All P values are 2-sided, with P<0.05 considered statistically significant. To investigate the relationship between diabetes mellitus and IMT and  PI, backward stepwise logistic regression analyses were performed adjusting for baseline differences between diabetic and non-diabetic stroke patients, with variables included in the model at the univariate p<0.2 level. In the multivariate analyses, we aimed to exclude a type one error (alpha error) with 5% likelihood (e.g. p<0.05). All significant variables in univariate analysis were included in the multivariate model. Prior to multivariate analysis, we performed imputation of missing data using the chains equations method. In this process, five imputed datasets were generated. Each dataset was analysed separately and the significant associations of the response with the covariates were determined using stepwise methods. Finally, the analyses of the five datasets were appropriately combined to derive the conclusions of our study. We chose not to put this text in the methods section due to space limitations.

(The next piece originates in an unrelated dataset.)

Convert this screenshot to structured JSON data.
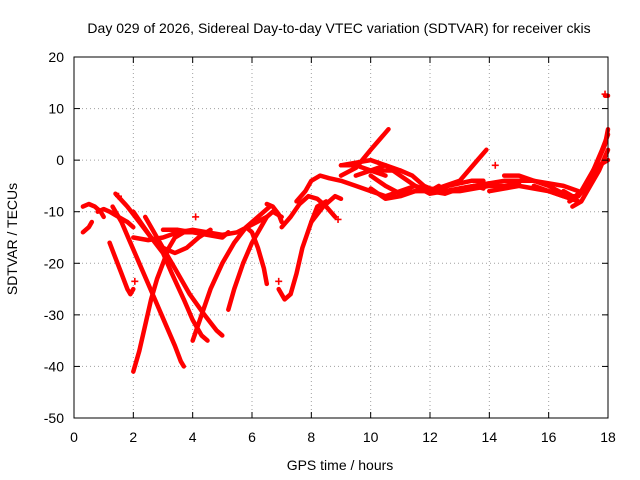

The IMT and CCA PI reported in analysis 1, are those of the left or right carotid? Or the mean?

Left and right values are provided in supplementary table 1, but are grouped for the Multivariate analysis.

The CCA IMT included as dependent variable in analysis 2a, are those of the left or right common carotid?

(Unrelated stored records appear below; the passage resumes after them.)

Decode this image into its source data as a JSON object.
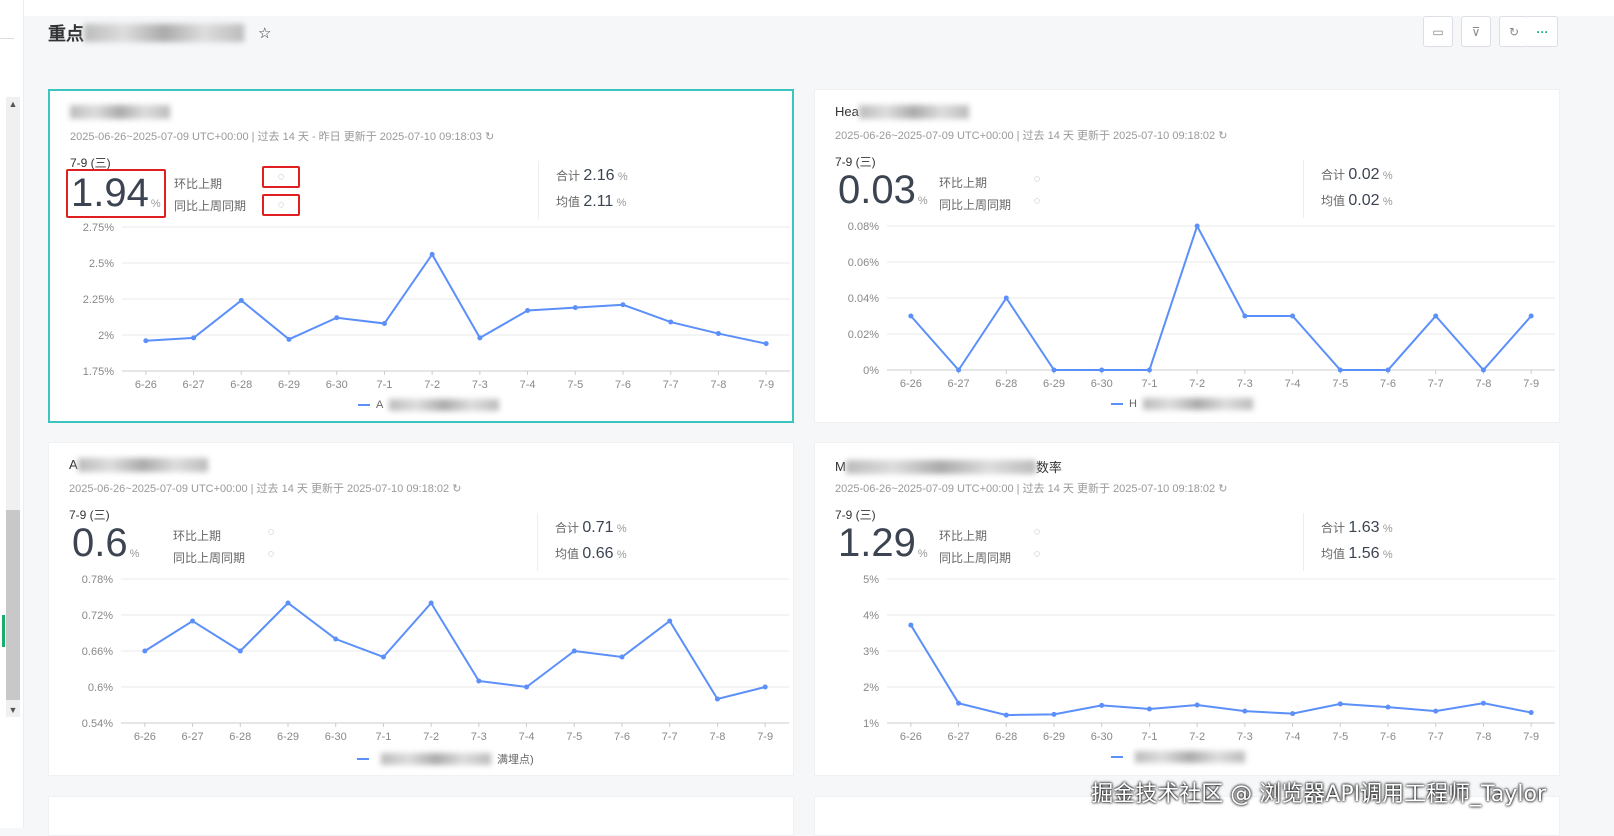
{
  "page": {
    "title_prefix": "重点",
    "star_icon": "star-icon"
  },
  "toolbar": [
    {
      "icon": "calendar-icon",
      "glyph": "▭"
    },
    {
      "icon": "filter-icon",
      "glyph": "⊽"
    },
    {
      "icon": "refresh-icon",
      "glyph": "↻"
    },
    {
      "icon": "more-icon",
      "glyph": "···"
    }
  ],
  "colors": {
    "line": "#5b8ff9",
    "selected_border": "#3cc4c0",
    "highlight": "#e02020"
  },
  "labels": {
    "mom": "环比上期",
    "wow": "同比上周同期",
    "sum": "合计",
    "avg": "均值",
    "unit": "%",
    "date": "7-9 (三)",
    "loading": "◌"
  },
  "watermark": "掘金技术社区 @ 浏览器API调用工程师_Taylor",
  "cards": [
    {
      "title": "",
      "meta": "2025-06-26~2025-07-09 UTC+00:00  | 过去 14 天 - 昨日 更新于 2025-07-10 09:18:03 ↻",
      "value": "1.94",
      "sum": "2.16",
      "avg": "2.11",
      "legend": "A",
      "legend_suffix": ""
    },
    {
      "title": "Hea",
      "meta": "2025-06-26~2025-07-09 UTC+00:00  | 过去 14 天 更新于 2025-07-10 09:18:02 ↻",
      "value": "0.03",
      "sum": "0.02",
      "avg": "0.02",
      "legend": "H",
      "legend_suffix": ""
    },
    {
      "title": "A",
      "meta": "2025-06-26~2025-07-09 UTC+00:00  | 过去 14 天 更新于 2025-07-10 09:18:02 ↻",
      "value": "0.6",
      "sum": "0.71",
      "avg": "0.66",
      "legend": "",
      "legend_suffix": "满埋点)"
    },
    {
      "title": "M",
      "title_suffix": "数率",
      "meta": "2025-06-26~2025-07-09 UTC+00:00  | 过去 14 天 更新于 2025-07-10 09:18:02 ↻",
      "value": "1.29",
      "sum": "1.63",
      "avg": "1.56",
      "legend": "",
      "legend_suffix": ""
    }
  ],
  "chart_data": [
    {
      "type": "line",
      "categories": [
        "6-26",
        "6-27",
        "6-28",
        "6-29",
        "6-30",
        "7-1",
        "7-2",
        "7-3",
        "7-4",
        "7-5",
        "7-6",
        "7-7",
        "7-8",
        "7-9"
      ],
      "values": [
        1.96,
        1.98,
        2.24,
        1.97,
        2.12,
        2.08,
        2.56,
        1.98,
        2.17,
        2.19,
        2.21,
        2.09,
        2.01,
        1.94
      ],
      "yticks": [
        "1.75%",
        "2%",
        "2.25%",
        "2.5%",
        "2.75%"
      ],
      "ylim": [
        1.75,
        2.75
      ],
      "grid": true,
      "legend": "bottom"
    },
    {
      "type": "line",
      "categories": [
        "6-26",
        "6-27",
        "6-28",
        "6-29",
        "6-30",
        "7-1",
        "7-2",
        "7-3",
        "7-4",
        "7-5",
        "7-6",
        "7-7",
        "7-8",
        "7-9"
      ],
      "values": [
        0.03,
        0,
        0.04,
        0,
        0,
        0,
        0.08,
        0.03,
        0.03,
        0,
        0,
        0.03,
        0,
        0.03
      ],
      "yticks": [
        "0%",
        "0.02%",
        "0.04%",
        "0.06%",
        "0.08%"
      ],
      "ylim": [
        0,
        0.08
      ],
      "grid": true,
      "legend": "bottom"
    },
    {
      "type": "line",
      "categories": [
        "6-26",
        "6-27",
        "6-28",
        "6-29",
        "6-30",
        "7-1",
        "7-2",
        "7-3",
        "7-4",
        "7-5",
        "7-6",
        "7-7",
        "7-8",
        "7-9"
      ],
      "values": [
        0.66,
        0.71,
        0.66,
        0.74,
        0.68,
        0.65,
        0.74,
        0.61,
        0.6,
        0.66,
        0.65,
        0.71,
        0.58,
        0.6
      ],
      "yticks": [
        "0.54%",
        "0.6%",
        "0.66%",
        "0.72%",
        "0.78%"
      ],
      "ylim": [
        0.54,
        0.78
      ],
      "grid": true,
      "legend": "bottom"
    },
    {
      "type": "line",
      "categories": [
        "6-26",
        "6-27",
        "6-28",
        "6-29",
        "6-30",
        "7-1",
        "7-2",
        "7-3",
        "7-4",
        "7-5",
        "7-6",
        "7-7",
        "7-8",
        "7-9"
      ],
      "values": [
        3.72,
        1.55,
        1.22,
        1.24,
        1.49,
        1.39,
        1.5,
        1.33,
        1.26,
        1.53,
        1.44,
        1.33,
        1.55,
        1.29
      ],
      "yticks": [
        "1%",
        "2%",
        "3%",
        "4%",
        "5%"
      ],
      "ylim": [
        1,
        5
      ],
      "grid": true,
      "legend": "bottom"
    }
  ]
}
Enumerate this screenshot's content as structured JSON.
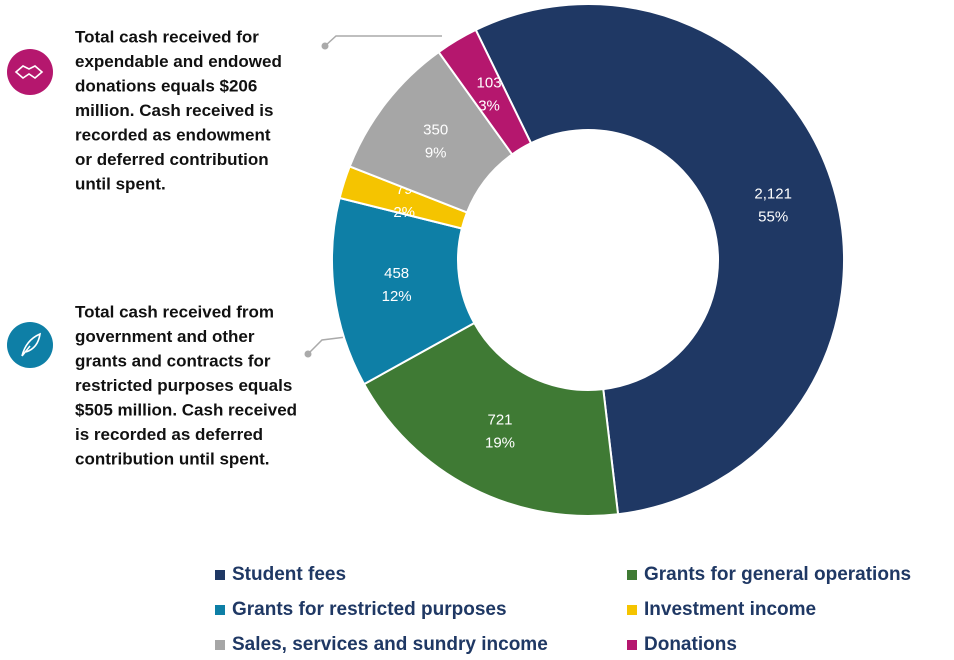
{
  "chart_data": {
    "type": "donut",
    "categories": [
      "Student fees",
      "Grants for general operations",
      "Grants for restricted purposes",
      "Investment income",
      "Sales, services and sundry income",
      "Donations"
    ],
    "values": [
      2121,
      721,
      458,
      79,
      350,
      103
    ],
    "value_labels": [
      "2,121",
      "721",
      "458",
      "79",
      "350",
      "103"
    ],
    "percentages": [
      55,
      19,
      12,
      2,
      9,
      3
    ],
    "percentage_labels": [
      "55%",
      "19%",
      "12%",
      "2%",
      "9%",
      "3%"
    ],
    "colors": [
      "#1f3864",
      "#3f7a34",
      "#0e7fa6",
      "#f5c400",
      "#a6a6a6",
      "#b5176e"
    ],
    "annotations": [
      {
        "lines": [
          "Total cash received for",
          "expendable and endowed",
          "donations equals $206",
          "million. Cash received is",
          "recorded as endowment",
          "or deferred contribution",
          "until spent."
        ]
      },
      {
        "lines": [
          "Total cash received from",
          "government and other",
          "grants and contracts for",
          "restricted purposes equals",
          "$505 million. Cash received",
          "is recorded as deferred",
          "contribution until spent."
        ]
      }
    ]
  }
}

See above.  When PI was analysed as covariate, we took the highest ipsilateral IMT value. When PI was the dependent variable, we took the highest absolute PI value

The CCA PI included as dependent variable in analysis 2b, are those of the left or right common carotid?

See above.

MINOR ISSUES

Line 25: remove “analysis 2a”.

Line 27: remove “analysis 2b”.

Thank you, we removed these specifications

Line 165: there is no closing parenthesis.

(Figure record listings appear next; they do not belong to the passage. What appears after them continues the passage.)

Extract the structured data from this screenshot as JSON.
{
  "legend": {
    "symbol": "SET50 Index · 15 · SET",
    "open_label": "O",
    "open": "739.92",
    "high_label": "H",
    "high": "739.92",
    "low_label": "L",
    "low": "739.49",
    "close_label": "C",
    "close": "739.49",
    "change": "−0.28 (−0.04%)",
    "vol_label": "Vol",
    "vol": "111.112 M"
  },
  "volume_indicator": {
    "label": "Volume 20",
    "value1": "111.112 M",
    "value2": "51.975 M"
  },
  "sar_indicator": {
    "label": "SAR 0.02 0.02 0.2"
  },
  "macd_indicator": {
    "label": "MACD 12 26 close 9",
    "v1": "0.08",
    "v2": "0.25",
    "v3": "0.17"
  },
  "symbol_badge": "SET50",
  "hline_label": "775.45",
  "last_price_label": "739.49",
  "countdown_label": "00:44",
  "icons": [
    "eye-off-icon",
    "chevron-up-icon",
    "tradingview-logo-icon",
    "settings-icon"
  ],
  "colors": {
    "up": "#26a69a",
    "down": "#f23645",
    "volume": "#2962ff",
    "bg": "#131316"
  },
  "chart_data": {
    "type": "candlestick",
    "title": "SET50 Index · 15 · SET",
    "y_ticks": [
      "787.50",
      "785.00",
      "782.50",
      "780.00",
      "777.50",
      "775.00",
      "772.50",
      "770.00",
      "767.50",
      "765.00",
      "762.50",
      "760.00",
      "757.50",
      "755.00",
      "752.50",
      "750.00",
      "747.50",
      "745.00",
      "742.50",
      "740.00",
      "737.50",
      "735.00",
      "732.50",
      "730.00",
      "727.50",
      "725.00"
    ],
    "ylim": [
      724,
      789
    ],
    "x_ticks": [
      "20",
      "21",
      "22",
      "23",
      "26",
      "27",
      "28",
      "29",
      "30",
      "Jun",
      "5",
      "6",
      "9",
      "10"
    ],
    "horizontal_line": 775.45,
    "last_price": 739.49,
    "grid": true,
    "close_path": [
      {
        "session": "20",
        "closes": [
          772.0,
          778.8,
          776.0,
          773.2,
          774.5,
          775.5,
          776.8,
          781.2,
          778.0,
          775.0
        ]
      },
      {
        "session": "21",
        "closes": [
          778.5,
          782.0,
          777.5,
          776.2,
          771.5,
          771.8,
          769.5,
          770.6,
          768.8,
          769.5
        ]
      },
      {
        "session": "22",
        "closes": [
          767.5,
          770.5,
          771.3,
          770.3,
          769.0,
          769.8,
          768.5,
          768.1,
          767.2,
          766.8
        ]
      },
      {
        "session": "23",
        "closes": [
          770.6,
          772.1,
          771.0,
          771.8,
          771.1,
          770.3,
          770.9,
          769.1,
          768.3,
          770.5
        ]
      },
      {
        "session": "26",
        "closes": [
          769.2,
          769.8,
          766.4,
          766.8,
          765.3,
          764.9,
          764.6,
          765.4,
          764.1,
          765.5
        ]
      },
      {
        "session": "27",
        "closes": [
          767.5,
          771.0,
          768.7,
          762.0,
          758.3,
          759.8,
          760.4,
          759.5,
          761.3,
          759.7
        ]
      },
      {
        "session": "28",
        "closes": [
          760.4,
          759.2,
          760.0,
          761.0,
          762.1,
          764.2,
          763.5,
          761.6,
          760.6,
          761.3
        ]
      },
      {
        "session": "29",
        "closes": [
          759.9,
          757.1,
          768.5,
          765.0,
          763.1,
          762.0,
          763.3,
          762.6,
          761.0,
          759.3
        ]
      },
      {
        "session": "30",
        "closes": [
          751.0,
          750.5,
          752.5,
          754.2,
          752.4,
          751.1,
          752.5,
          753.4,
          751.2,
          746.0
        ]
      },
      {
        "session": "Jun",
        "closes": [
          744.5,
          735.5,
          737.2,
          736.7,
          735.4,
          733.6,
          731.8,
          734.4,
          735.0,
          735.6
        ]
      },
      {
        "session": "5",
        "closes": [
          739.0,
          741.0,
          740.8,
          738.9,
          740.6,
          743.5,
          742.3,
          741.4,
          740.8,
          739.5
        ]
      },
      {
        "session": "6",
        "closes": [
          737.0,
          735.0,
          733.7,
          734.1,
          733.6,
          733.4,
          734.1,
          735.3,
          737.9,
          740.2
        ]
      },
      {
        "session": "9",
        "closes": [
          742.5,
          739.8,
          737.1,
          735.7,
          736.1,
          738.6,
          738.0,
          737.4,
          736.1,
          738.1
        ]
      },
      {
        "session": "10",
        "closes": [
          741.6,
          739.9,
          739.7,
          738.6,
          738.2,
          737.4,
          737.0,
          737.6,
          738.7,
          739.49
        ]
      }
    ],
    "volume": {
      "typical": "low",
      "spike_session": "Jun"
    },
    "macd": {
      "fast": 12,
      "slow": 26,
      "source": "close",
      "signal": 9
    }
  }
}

We have corrected this typing error.

 

Round 2

Reviewer 1 Report

The authors have extensively revised their manuscript. If the fact that multiple-testing was not accounted for will be honestely addressed in the limitations, the manuscript might be considered for acceptance now.

Author Response

The authors have extensively revised their manuscript. If the fact that multiple-testing was not accounted for will be honestely addressed in the limitations, the manuscript might be considered for acceptance now.

Thank you for re-evaluating our manuscript. We have now explicitly indicated this limitation in the discussion of our paper "Multiple testing was not accounted for. As our results show that most associations are significant at the 1% level, corrections for multiple testing would not have an effect on the study conclusions." "

Reviewer 2 Report

The authors answered to all my previous comments, and the issues were solved.

My last comments regard Table 2, were the p-values are reported as percentage, while in Table 1 are reported as absolute values. The same in supplementary material Table 1. I suggest the authors to report the p-values in uniform way through the manuscript, better in their absolute value, with three digit after comma (see the first row: a p-values of 0.0% has no meaning).

Author Response

My last comments regard Table 2, were the p-values are reported as percentage, while in Table 1 are reported as absolute values. The same in supplementary material Table 1. I suggest the authors to report the p-values in uniform way through the manuscript, better in their absolute value, with three digit after comma (see the first row: a p-values of 0.0% has no meaning).

Thank you for re-evaluating our manuscript and pointing out this inconsistency. We have now presented p-values in absolute value with 3 digits after the comma.